早足で歩き続ける途中、何度か自分のものではない小さな足音が聞こえたような気がしたが、やはり辺りに人の気配は無かった。

私は安心して歩き続けた。早足とはいえ、中々の距離がある。その後も容易くは入り口まで辿り着かなかったが、それでも私は歩き続け、しばらく経ってから遂に公園の入り口にまで辿り着いた。


そこで、はじめて振り返る。そこに猫の姿は無かった。ー


…驚いたようなおかしいような、形容し難い妙な気持ちで、しばらく茫然としていたが、すぐに当然のような気がしてきた。
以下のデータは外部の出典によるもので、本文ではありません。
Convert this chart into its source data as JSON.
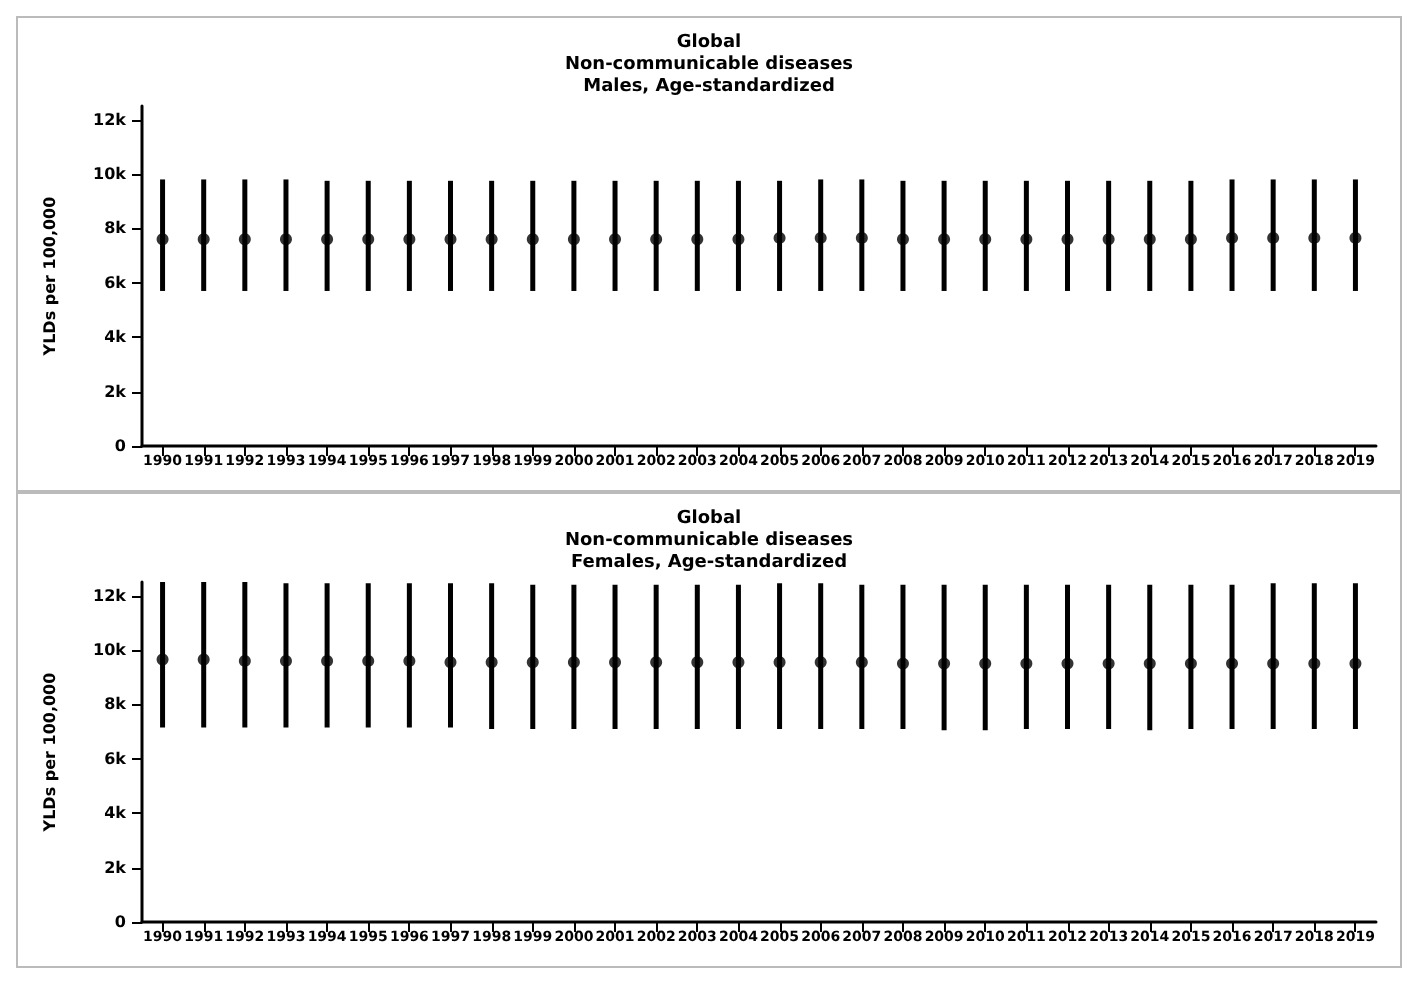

振り向いて、歩いてきた道をなるべく遠くまで見渡してみたが、やはり猫の姿は何処にも見当たらなかった。

まばらな街灯に照らされた薄暗い道が、ただ長く延びている。

歩いている途中には急に明るくなったように感じられたその道は、振り返り、改めて全体を眺め渡してみると、驚く程まばらな間隔でしか、そこに街灯が存在していないかのように思われた。

見上げた夜空には、やはり雲一つ見当たらない。

そもそも私の家は歩いて帰るには余りにも遠くにあったために、猫を持って帰ることは到底、不可能に近かった。また万が一連れて帰れたとしても、私の暮らしている集合住宅では動物を飼うことは禁止されていたために、はなからそれが無謀な計画であったことは明らかだった。

私は踵を返し、近くのバス停へと向かって行った。ー


バスを待っている人達のまばらな例に混ざるために、歩く速度を上げる。

停車場の真ん中辺りにある地球儀のオブジェを旋回しながら、準最終を示すライトを灯したバスが、今まさに近づいて来ているのが目に映った。
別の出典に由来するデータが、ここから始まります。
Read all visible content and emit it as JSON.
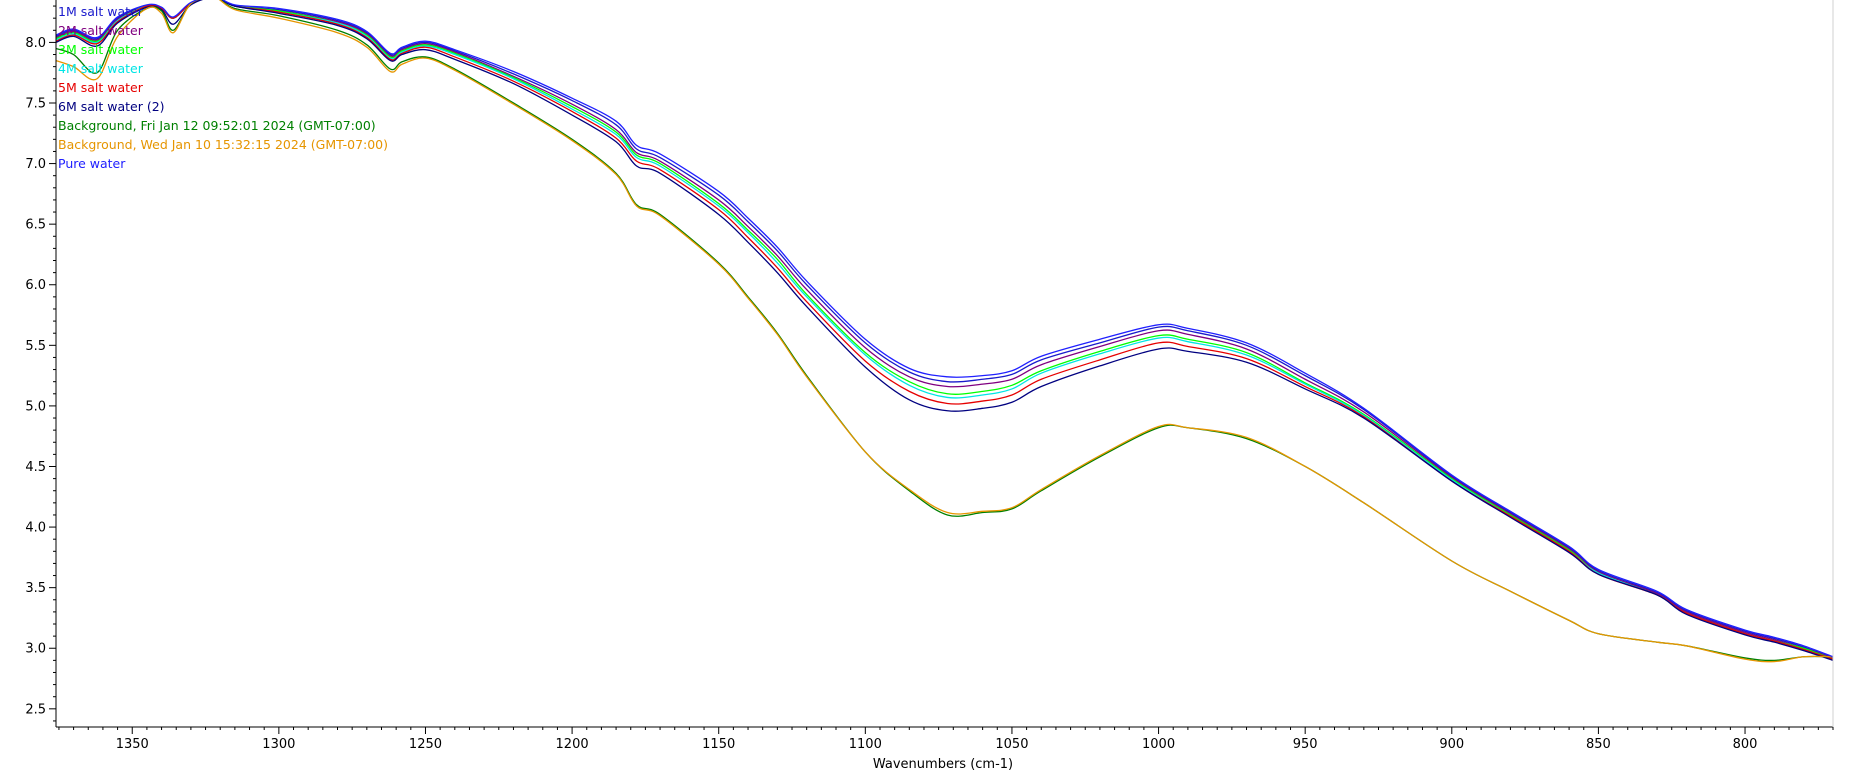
{
  "chart_data": {
    "type": "line",
    "title": "",
    "xlabel": "Wavenumbers (cm-1)",
    "ylabel": "",
    "xlim": [
      1376,
      770
    ],
    "ylim": [
      2.35,
      8.35
    ],
    "x_reversed": true,
    "grid": false,
    "legend_placement": "top-left",
    "x_ticks": [
      1350,
      1300,
      1250,
      1200,
      1150,
      1100,
      1050,
      1000,
      950,
      900,
      850,
      800
    ],
    "y_ticks": [
      2.5,
      3.0,
      3.5,
      4.0,
      4.5,
      5.0,
      5.5,
      6.0,
      6.5,
      7.0,
      7.5,
      8.0
    ],
    "x_tick_labels": [
      "1350",
      "1300",
      "1250",
      "1200",
      "1150",
      "1100",
      "1050",
      "1000",
      "950",
      "900",
      "850",
      "800"
    ],
    "y_tick_labels": [
      "2.5",
      "3.0",
      "3.5",
      "4.0",
      "4.5",
      "5.0",
      "5.5",
      "6.0",
      "6.5",
      "7.0",
      "7.5",
      "8.0"
    ],
    "x": [
      1376,
      1370,
      1362,
      1355,
      1345,
      1340,
      1336,
      1330,
      1322,
      1315,
      1300,
      1280,
      1270,
      1262,
      1258,
      1250,
      1240,
      1220,
      1200,
      1185,
      1178,
      1170,
      1150,
      1140,
      1130,
      1120,
      1100,
      1085,
      1072,
      1060,
      1050,
      1040,
      1020,
      1000,
      990,
      970,
      950,
      930,
      900,
      880,
      860,
      850,
      830,
      820,
      800,
      790,
      780,
      770
    ],
    "series": [
      {
        "name": "1M salt water",
        "color": "#1a1acc",
        "values": [
          8.05,
          8.1,
          8.03,
          8.2,
          8.3,
          8.28,
          8.2,
          8.32,
          8.38,
          8.3,
          8.27,
          8.18,
          8.08,
          7.9,
          7.95,
          8.0,
          7.93,
          7.74,
          7.52,
          7.32,
          7.12,
          7.05,
          6.74,
          6.52,
          6.28,
          6.0,
          5.52,
          5.28,
          5.2,
          5.22,
          5.26,
          5.38,
          5.52,
          5.65,
          5.62,
          5.5,
          5.25,
          4.97,
          4.42,
          4.12,
          3.83,
          3.64,
          3.46,
          3.31,
          3.14,
          3.08,
          3.01,
          2.92
        ]
      },
      {
        "name": "2M salt water",
        "color": "#800080",
        "values": [
          8.04,
          8.09,
          8.02,
          8.19,
          8.3,
          8.28,
          8.2,
          8.32,
          8.38,
          8.3,
          8.26,
          8.17,
          8.07,
          7.89,
          7.94,
          7.99,
          7.92,
          7.72,
          7.49,
          7.28,
          7.09,
          7.02,
          6.7,
          6.48,
          6.24,
          5.96,
          5.48,
          5.24,
          5.16,
          5.18,
          5.22,
          5.34,
          5.49,
          5.62,
          5.59,
          5.47,
          5.22,
          4.95,
          4.41,
          4.11,
          3.82,
          3.63,
          3.45,
          3.3,
          3.13,
          3.07,
          3.0,
          2.92
        ]
      },
      {
        "name": "3M salt water",
        "color": "#00ff00",
        "values": [
          8.03,
          8.08,
          8.01,
          8.18,
          8.3,
          8.28,
          8.2,
          8.32,
          8.38,
          8.3,
          8.26,
          8.16,
          8.06,
          7.88,
          7.93,
          7.98,
          7.91,
          7.71,
          7.47,
          7.26,
          7.07,
          7.0,
          6.67,
          6.45,
          6.21,
          5.92,
          5.44,
          5.2,
          5.1,
          5.12,
          5.17,
          5.29,
          5.45,
          5.58,
          5.55,
          5.44,
          5.19,
          4.93,
          4.4,
          4.1,
          3.81,
          3.62,
          3.44,
          3.29,
          3.12,
          3.06,
          3.0,
          2.91
        ]
      },
      {
        "name": "4M salt water",
        "color": "#00e5e5",
        "values": [
          8.02,
          8.07,
          8.0,
          8.18,
          8.3,
          8.28,
          8.2,
          8.32,
          8.38,
          8.3,
          8.25,
          8.16,
          8.05,
          7.87,
          7.92,
          7.97,
          7.9,
          7.7,
          7.45,
          7.24,
          7.05,
          6.98,
          6.65,
          6.43,
          6.18,
          5.9,
          5.42,
          5.17,
          5.07,
          5.09,
          5.14,
          5.27,
          5.43,
          5.56,
          5.53,
          5.42,
          5.18,
          4.92,
          4.39,
          4.09,
          3.8,
          3.62,
          3.44,
          3.29,
          3.12,
          3.06,
          2.99,
          2.91
        ]
      },
      {
        "name": "5M salt water",
        "color": "#e60000",
        "values": [
          8.01,
          8.06,
          7.99,
          8.17,
          8.3,
          8.28,
          8.2,
          8.32,
          8.38,
          8.3,
          8.25,
          8.15,
          8.04,
          7.86,
          7.91,
          7.96,
          7.88,
          7.68,
          7.43,
          7.21,
          7.02,
          6.95,
          6.62,
          6.39,
          6.14,
          5.86,
          5.37,
          5.12,
          5.02,
          5.04,
          5.09,
          5.22,
          5.38,
          5.52,
          5.49,
          5.39,
          5.16,
          4.91,
          4.38,
          4.09,
          3.8,
          3.61,
          3.44,
          3.29,
          3.12,
          3.06,
          2.99,
          2.91
        ]
      },
      {
        "name": "6M salt water (2)",
        "color": "#000080",
        "values": [
          8.0,
          8.05,
          7.97,
          8.16,
          8.29,
          8.27,
          8.15,
          8.31,
          8.37,
          8.3,
          8.24,
          8.14,
          8.03,
          7.85,
          7.9,
          7.94,
          7.86,
          7.66,
          7.4,
          7.18,
          6.98,
          6.92,
          6.58,
          6.35,
          6.1,
          5.82,
          5.32,
          5.05,
          4.96,
          4.98,
          5.03,
          5.16,
          5.33,
          5.47,
          5.45,
          5.36,
          5.14,
          4.9,
          4.38,
          4.08,
          3.79,
          3.61,
          3.44,
          3.28,
          3.11,
          3.05,
          2.98,
          2.9
        ]
      },
      {
        "name": "Background, Fri Jan 12 09:52:01 2024 (GMT-07:00)",
        "color": "#008000",
        "values": [
          7.95,
          7.9,
          7.75,
          8.1,
          8.28,
          8.26,
          8.1,
          8.32,
          8.37,
          8.28,
          8.22,
          8.1,
          7.98,
          7.78,
          7.84,
          7.88,
          7.78,
          7.5,
          7.2,
          6.92,
          6.66,
          6.58,
          6.18,
          5.9,
          5.6,
          5.25,
          4.62,
          4.3,
          4.1,
          4.12,
          4.15,
          4.3,
          4.58,
          4.82,
          4.82,
          4.73,
          4.5,
          4.2,
          3.72,
          3.47,
          3.23,
          3.12,
          3.05,
          3.02,
          2.92,
          2.9,
          2.93,
          2.93
        ]
      },
      {
        "name": "Background, Wed Jan 10 15:32:15 2024 (GMT-07:00)",
        "color": "#e69500",
        "values": [
          7.85,
          7.8,
          7.7,
          8.05,
          8.28,
          8.24,
          8.08,
          8.32,
          8.37,
          8.27,
          8.2,
          8.08,
          7.96,
          7.76,
          7.82,
          7.87,
          7.77,
          7.49,
          7.19,
          6.91,
          6.65,
          6.57,
          6.17,
          5.89,
          5.59,
          5.24,
          4.62,
          4.31,
          4.12,
          4.13,
          4.16,
          4.31,
          4.59,
          4.83,
          4.82,
          4.74,
          4.5,
          4.2,
          3.72,
          3.47,
          3.23,
          3.12,
          3.05,
          3.02,
          2.91,
          2.89,
          2.93,
          2.93
        ]
      },
      {
        "name": "Pure water",
        "color": "#2020ff",
        "values": [
          8.06,
          8.11,
          8.04,
          8.21,
          8.31,
          8.29,
          8.21,
          8.33,
          8.38,
          8.31,
          8.28,
          8.19,
          8.09,
          7.91,
          7.96,
          8.01,
          7.94,
          7.76,
          7.54,
          7.35,
          7.15,
          7.08,
          6.77,
          6.55,
          6.31,
          6.03,
          5.55,
          5.31,
          5.24,
          5.25,
          5.29,
          5.41,
          5.55,
          5.67,
          5.64,
          5.52,
          5.27,
          4.98,
          4.43,
          4.13,
          3.84,
          3.65,
          3.47,
          3.32,
          3.15,
          3.09,
          3.02,
          2.93
        ]
      }
    ]
  }
}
入り口の手前にある噴水の水は、今の時間はもう止められている。近くにあるコンビニの看板が妙に明るい。

三たび雲一つ無い夜空を見上げると、先程半分の顔を覗かせていた仄白い月は、いつの間にか何処かへ消えてしまっていた。

ふと妙な気配を感じて振り返ると、何故かはわからないが反対側にある交番に立っていた警察官と、ぴったり視線が重なったような気がした。

私はバス停に向かい、走り出した。ー


心の中で猫に名前を付けた。

けれどもそれをすぐに忘れてしまうということも、なんとなくその時、わかっていた。